🤖 AI Summary
This work addresses the limitations of existing large language model evaluators in open-domain, multi-dimensional scientific writing assessment tasks that require domain-specific knowledge, where task-specific fine-tuning is often prohibitively expensive. To overcome this, the authors propose a two-stage training framework: first learning an overall quality score for scientific writing through preference optimization, then explicitly enhancing the model’s ability to reason about multiple evaluation criteria—such as logical coherence, factual accuracy, and clarity. Built upon an open-source large language model, the approach introduces a multi-dimensional joint training mechanism that enables a single reward model to generalize across diverse scientific writing evaluation scenarios without task-specific fine-tuning. Experimental results demonstrate that the resulting reward model significantly outperforms existing methods across multiple tasks, exhibiting strong cross-task generalization and adaptability to unseen evaluation criteria.
📝 Abstract
Scientific writing is an expert-domain task that demands deep domain knowledge, task-specific requirements and reasoning capabilities that leverage the domain knowledge to satisfy the task specifications. While scientific text generation has been widely studied, its evaluation remains a challenging and open problem. It is critical to develop models that can be reliably deployed for evaluating diverse open-ended scientific writing tasks while adhering to their distinct requirements. However, existing LLM-based judges and reward models are primarily optimized for general-purpose benchmarks with fixed scoring rubrics and evaluation criteria. Consequently, they often fail to reason over sparse knowledge of scientific domains when interpreting task-dependent and multi-faceted criteria. Moreover, fine-tuning for each individual task is costly and impractical for low-resource settings. To bridge these gaps, we propose cost-efficient, open-source reward models tailored for scientific writing evaluation.
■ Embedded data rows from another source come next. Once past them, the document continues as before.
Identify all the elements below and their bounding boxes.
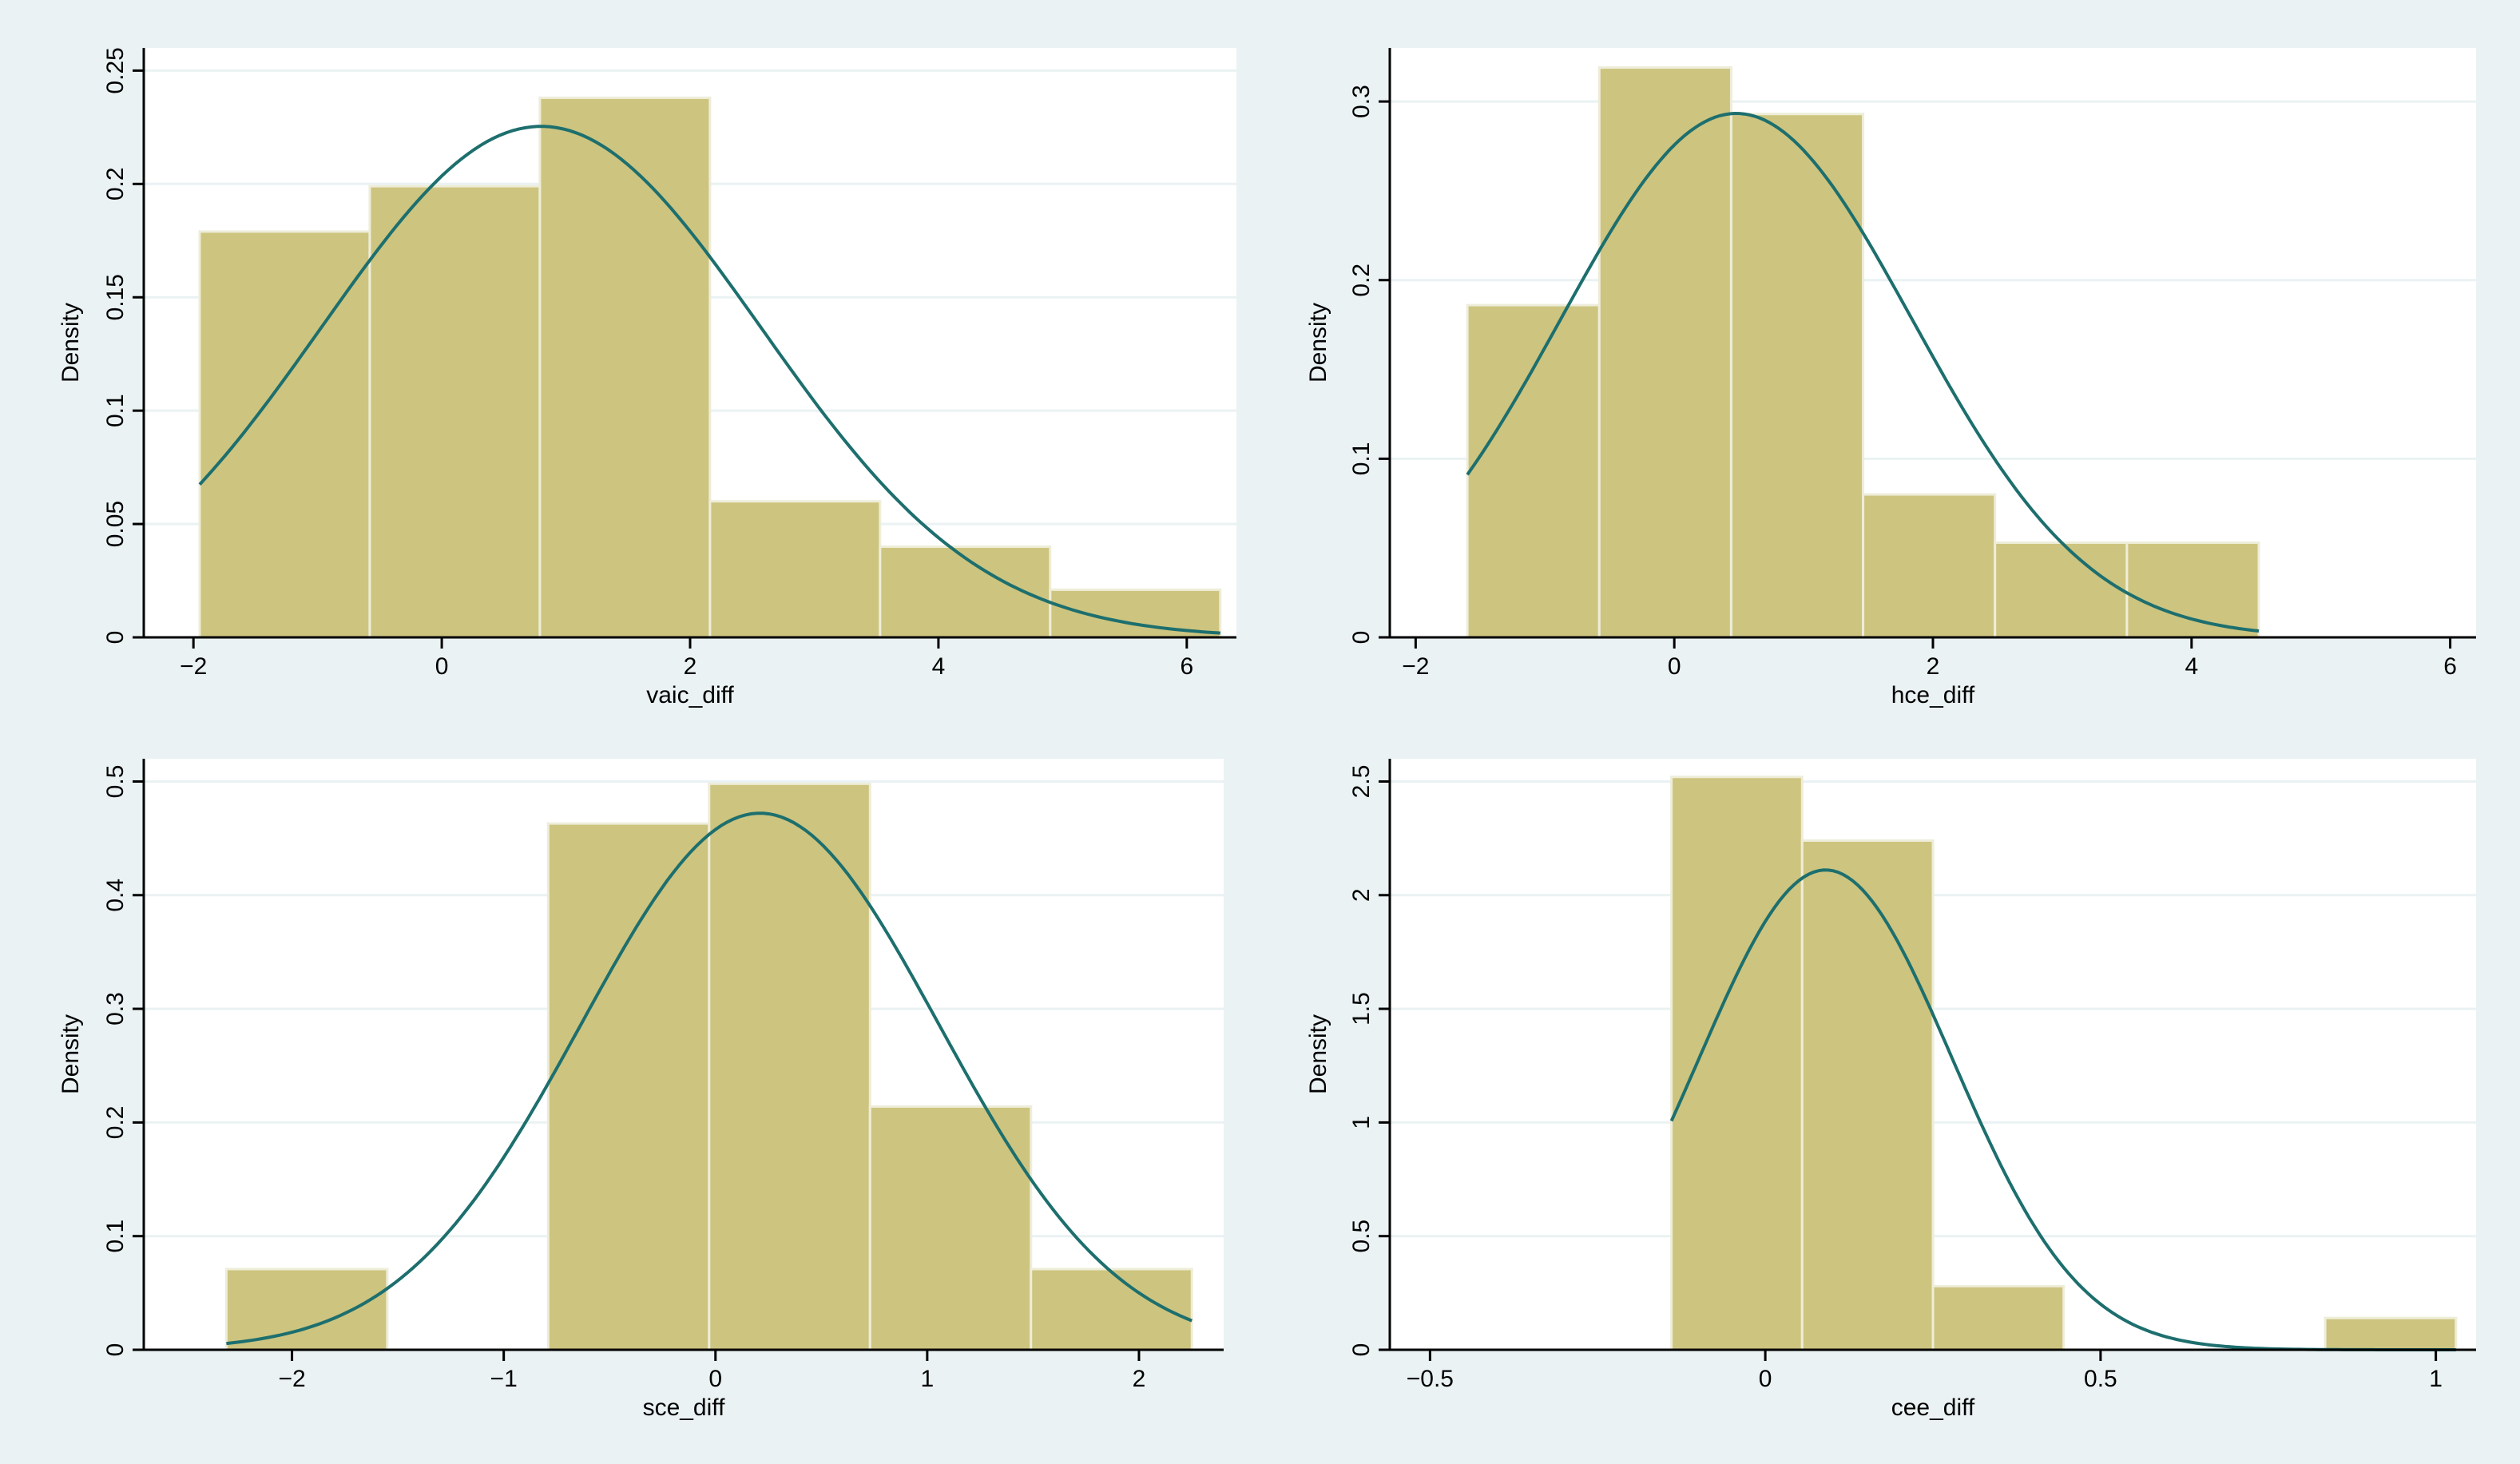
x-tick-label: 6 xyxy=(2443,653,2457,680)
y-tick-label: 0.2 xyxy=(102,1106,129,1140)
histogram-bar xyxy=(1862,493,1997,639)
y-tick-label: 0.25 xyxy=(102,47,129,93)
histogram-bar xyxy=(1670,776,1804,1351)
histogram-panel-sce: 0 0.1 0.2 0.3 0.4 0.5 −2 −1 0 1 2 sce_diff Density xyxy=(0,740,1256,1464)
y-tick-label: 0.1 xyxy=(102,394,129,427)
normal-density-curve xyxy=(198,125,1220,635)
histogram-bar xyxy=(708,782,871,1351)
y-tick-label: 0 xyxy=(102,1343,129,1357)
x-tick-label: −1 xyxy=(490,1366,518,1392)
y-tick-label: 0.5 xyxy=(1348,1220,1375,1253)
x-tick-label: 0.5 xyxy=(2084,1366,2117,1392)
x-axis-title: hce_diff xyxy=(1891,682,1975,708)
x-tick-label: −2 xyxy=(278,1366,305,1392)
normal-density-curve xyxy=(1466,111,2260,633)
histogram-bar xyxy=(1466,304,1601,639)
x-tick-label: 0 xyxy=(1759,1366,1772,1392)
y-axis-title: Density xyxy=(58,303,84,383)
histogram-bar xyxy=(1729,113,1865,639)
x-tick-label: −0.5 xyxy=(1407,1366,1454,1392)
y-tick-label: 0.4 xyxy=(102,879,129,912)
histogram-bar xyxy=(1597,66,1732,639)
histogram-bar xyxy=(2125,541,2260,639)
x-tick-label: 0 xyxy=(708,1366,722,1392)
y-axis-title: Density xyxy=(1305,1014,1331,1094)
normal-density-curve xyxy=(226,811,1193,1346)
histogram-bar xyxy=(708,500,882,639)
y-tick-label: 0.1 xyxy=(1348,442,1375,476)
histogram-panel-cee: 0 0.5 1 1.5 2 2.5 −0.5 0 0.5 1 cee_diff Density xyxy=(1264,740,2520,1464)
histogram-panel-vaic: 0 0.05 0.1 0.15 0.2 0.25 −2 0 2 4 6 vaic_diff Dens… xyxy=(0,0,1256,732)
x-tick-label: 1 xyxy=(2429,1366,2443,1392)
y-tick-label: 0.3 xyxy=(1348,85,1375,118)
x-tick-label: 2 xyxy=(1927,653,1940,680)
histogram-bar xyxy=(2324,1316,2458,1351)
y-tick-label: 2 xyxy=(1348,888,1375,902)
y-tick-label: 0.15 xyxy=(102,274,129,320)
y-tick-label: 0.2 xyxy=(102,167,129,200)
x-tick-label: 4 xyxy=(2185,653,2198,680)
histogram-panel-hce: 0 0.1 0.2 0.3 −2 0 2 4 6 hce_diff Density xyxy=(1264,0,2520,732)
x-tick-label: 0 xyxy=(435,653,449,680)
histogram-bar xyxy=(1931,1284,2066,1351)
y-tick-label: 0.1 xyxy=(102,1220,129,1253)
x-tick-label: 4 xyxy=(932,653,946,680)
y-tick-label: 1 xyxy=(1348,1116,1375,1129)
histogram-bar xyxy=(368,184,542,639)
y-axis-title: Density xyxy=(58,1014,84,1094)
x-tick-label: 0 xyxy=(1668,653,1681,680)
y-axis-title: Density xyxy=(1305,303,1331,383)
y-tick-label: 0.05 xyxy=(102,501,129,547)
histogram-bar xyxy=(1800,839,1935,1351)
x-axis-title: sce_diff xyxy=(643,1395,726,1421)
y-tick-label: 0 xyxy=(1348,1343,1375,1357)
histogram-bar xyxy=(868,1105,1033,1351)
x-axis-title: vaic_diff xyxy=(646,682,734,708)
y-tick-label: 0 xyxy=(102,631,129,645)
y-tick-label: 2.5 xyxy=(1348,765,1375,799)
y-tick-label: 0.5 xyxy=(102,765,129,799)
y-tick-label: 0.2 xyxy=(1348,264,1375,297)
x-tick-label: 2 xyxy=(1133,1366,1146,1392)
histogram-bar xyxy=(224,1268,389,1351)
histogram-bar xyxy=(538,96,712,639)
histogram-bar xyxy=(546,822,711,1351)
histogram-bar xyxy=(198,230,371,639)
x-tick-label: 6 xyxy=(1180,653,1193,680)
x-tick-label: −2 xyxy=(1402,653,1429,680)
y-tick-label: 0.3 xyxy=(102,992,129,1026)
y-tick-label: 1.5 xyxy=(1348,992,1375,1026)
x-tick-label: −2 xyxy=(180,653,207,680)
x-tick-label: 2 xyxy=(684,653,697,680)
x-axis-title: cee_diff xyxy=(1891,1395,1975,1421)
y-tick-label: 0 xyxy=(1348,631,1375,645)
x-tick-label: 1 xyxy=(921,1366,935,1392)
histogram-bar xyxy=(1994,541,2129,639)
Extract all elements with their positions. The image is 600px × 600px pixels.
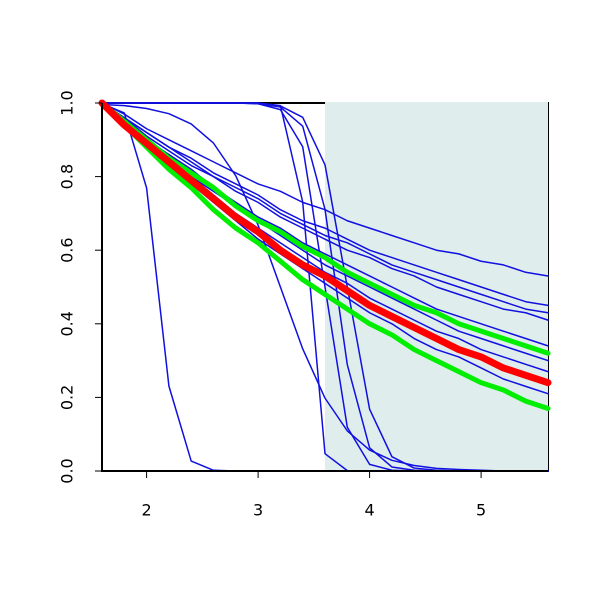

We introduce a two-stage training framework that initially optimizes scientific evaluation preferences and then refines reasoning capabilities. Our multi-aspect evaluation design and joint training across diverse tasks enable fine-grained assessment and robustness to dynamic criteria and scoring rubrics. Experimental analysis shows that our training regime strongly improves LLM-based scientific writing evaluation. Our models generalize effectively across tasks and to previously unseen scientific writing evaluation settings, allowing a single trained evaluator to be reused without task-specific retraining.